I'm changing my mind about having dinner with Crowley
I think a good cup of bracing black tea--say on a cold day--and a nice afternoon stretched before us...
A rather sensible woman, Sybil Leek...who eventually became known as an astrologer...at least I thought so from reading this:
http://www.controverscial.com/Sybil Leek.htm
By the way, I looked at another opinion of her, and maybe it's not credible reading:
http://www.tarotforum.net/showthread.php?t=49967&highlight=sybil+leek
In an inexpensive book, "My Life in Astrology" I read about a country-bred young girl surrounded by loving parents (Father was a kind of philosopher and mother a Theophist) and a quite sensible grandmother who helped run an farm that housed about 17 relatives...she said Alexander Crowley, among other people, would come to the farm...even though H.G. Wells was kinder to her, she didn't feel Crowley was a bad man at all. He might have spoken frankly to her grandmother about his beliefs, never hid his ideas around the 'child' (her), but he wasn't about being the baddest influence in a family setting.
http://www.amazon.com/gp/product/0136085210/ref=sr_11_1/102-0619825-9170543?_encoding=UTF8
Not certain what people think of Sybil Leek, but here's a synopsis of her hardback paragraph that I've read so far:
"...certainly he respected her (grandmother), because he was mad about astrology. My father thought he was slipshod, but Grandmother thought he might make it if he practised more. She could always beat him in a quick assessment about a chart, and he took it in better humor than he did most things. He loved to be thought superior in mental activities as much as he loved to boast of his sexual conquests. No one ever hushed him or said "Not beefore the child", so my small pink ears were full of conversations with my Grandmother. Contrary to popular opinion, Crowley did not talk lasciviously about sex, at least not in front of me, but neither did he put any false values on it. It was a tool to be used in life, just as astrology was. "Old lady," he would say, although Grandmother was probably younger than he was, "you teach this child all you can. Sex is in the world and she'd better know about it; astrology is in the world, and sh'ed better know about that. And maybe you could teach some simple forms of magic."

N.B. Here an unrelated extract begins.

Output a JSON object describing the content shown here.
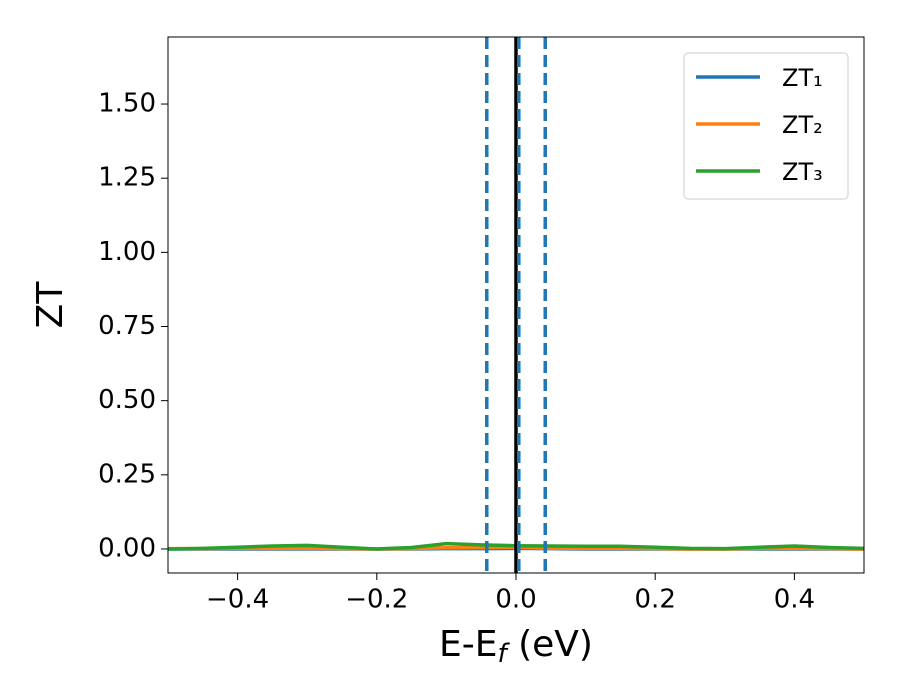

That usually pricked my grandmother into action; she would come back at him about those "simple forms of magic" and they would verbally chase each other with formulas in a game of cat-and-mouse.
Crowley's form of astrology was too mystical for my father, who preferred an academic and purely scientific method and Grandmother resented the idea that an astrologer had to be psychic, although she would grudgingly admit tha psychic ability really mattered in most things--so why not add a dash of it to astrology? Both she and Father agreed that astrology had to be put into simple forms and intelligible language, but Crowley disagreed. He certainly evolved a strange form of astrology--valid, but practically unintelligible, even to expert astrologers. He loved tarot cards, too, and he linked them to astrology of course, which is proper, but can cause some confusion for the run-of-the-mill astrology students. To this day, I am not sure which one of the three was completely right, if any of them were right..."
Anyway, it's kind of refreshing to have a person's childhood story about Crowley and a grandmother chatting away over a cuppa tea...might help to calm people's nervous fears of too strong a tarot, when it might be slipshod editing, bad press and awful color copies putting one off to the Thoth decks...don't know if her work is credible, as I picked up the book used and thought it was fun reading. Maybe too silly, though?